During spacecraft development, information about the system is constantly gained as design and analysis become more detailed. In particular, two types of epistemic uncertainty, design uncertainty and model inadequacy, are always high at the beginning of a project but continuously decrease as the system is designed. However, existing design processes do not typically revisit old design decisions in the context of new information. A risk that can arise from this gap is that the chosen design solution is ill suited for its mission, increasing cost, schedule, and mission failure rate. A strategy to mitigate this risk is to propagate the consequences of new information throughout the current knowledge base, including revising decisions made in an obsolete context. This talk will propose a methodology for system model update using algorithms from incremental planning that address the need for incorporating new information. The Lifelong Planning A* (LPA*) algorithm optimally updates a knowledge base when new information is learned and efficiently finds a new design solution.
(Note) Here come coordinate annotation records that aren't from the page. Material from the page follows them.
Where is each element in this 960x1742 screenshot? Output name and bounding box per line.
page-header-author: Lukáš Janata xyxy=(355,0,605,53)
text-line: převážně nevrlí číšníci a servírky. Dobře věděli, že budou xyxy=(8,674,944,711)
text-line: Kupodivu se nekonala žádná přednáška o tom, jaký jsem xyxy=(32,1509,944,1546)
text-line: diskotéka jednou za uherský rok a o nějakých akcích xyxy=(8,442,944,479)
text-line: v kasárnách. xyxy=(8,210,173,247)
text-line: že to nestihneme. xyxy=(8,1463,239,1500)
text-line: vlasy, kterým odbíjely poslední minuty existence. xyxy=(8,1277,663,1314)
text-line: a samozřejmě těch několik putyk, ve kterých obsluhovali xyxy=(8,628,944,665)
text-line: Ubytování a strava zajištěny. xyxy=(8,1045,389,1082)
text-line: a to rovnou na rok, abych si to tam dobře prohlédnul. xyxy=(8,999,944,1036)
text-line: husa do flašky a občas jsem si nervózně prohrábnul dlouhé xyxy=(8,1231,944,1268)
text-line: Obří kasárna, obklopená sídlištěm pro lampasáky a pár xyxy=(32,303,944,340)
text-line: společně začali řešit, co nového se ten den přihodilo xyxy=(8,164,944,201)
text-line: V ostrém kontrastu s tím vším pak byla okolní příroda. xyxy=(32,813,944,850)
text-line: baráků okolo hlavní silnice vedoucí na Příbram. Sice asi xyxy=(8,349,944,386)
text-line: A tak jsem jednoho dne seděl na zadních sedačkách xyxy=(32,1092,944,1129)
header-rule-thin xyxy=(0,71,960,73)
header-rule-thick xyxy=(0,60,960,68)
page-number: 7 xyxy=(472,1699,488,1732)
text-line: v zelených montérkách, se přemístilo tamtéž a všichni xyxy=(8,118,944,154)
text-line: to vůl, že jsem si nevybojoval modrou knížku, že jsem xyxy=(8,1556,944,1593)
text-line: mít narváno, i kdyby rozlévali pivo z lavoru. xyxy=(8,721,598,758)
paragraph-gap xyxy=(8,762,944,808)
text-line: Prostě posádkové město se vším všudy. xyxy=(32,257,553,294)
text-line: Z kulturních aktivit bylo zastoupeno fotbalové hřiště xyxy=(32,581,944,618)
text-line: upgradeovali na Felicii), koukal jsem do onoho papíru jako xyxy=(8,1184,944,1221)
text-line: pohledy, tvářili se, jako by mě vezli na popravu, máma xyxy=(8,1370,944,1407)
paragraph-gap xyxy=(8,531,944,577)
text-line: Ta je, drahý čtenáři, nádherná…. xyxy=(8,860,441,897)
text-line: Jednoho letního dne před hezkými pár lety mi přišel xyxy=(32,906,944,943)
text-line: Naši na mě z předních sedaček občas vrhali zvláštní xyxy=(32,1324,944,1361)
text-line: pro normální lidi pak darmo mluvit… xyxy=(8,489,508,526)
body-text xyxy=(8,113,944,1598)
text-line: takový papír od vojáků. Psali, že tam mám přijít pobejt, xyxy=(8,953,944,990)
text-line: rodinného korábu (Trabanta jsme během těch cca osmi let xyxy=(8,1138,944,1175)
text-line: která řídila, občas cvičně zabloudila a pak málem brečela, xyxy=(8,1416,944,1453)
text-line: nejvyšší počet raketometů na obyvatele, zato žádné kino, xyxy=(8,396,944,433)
My proposed methodology adapts the LPA* algorithm for the spacecraft design problem in order to mitigate the risk of design uncertainty or model inadequacy leading to an inefficient spacecraft design and to guarantee that the design solution is consistent with the latest information about the design space.

Biography:

Mark Chodas is a PhD candidate at the Massachusetts Institute of Technology. He graduated from MIT with an S.B. in Aerospace Engineering in 2012 and an S.M. in Aerospace Engineering in September 2014. His research examines model-based systems engineering and the challenges of developing spacecraft in an evolving design space. Mark is also the instrument systems engineer for the REgolith X-ray Imaging Spectrometer (REXIS) instrument on the OSIRIS-REx mission.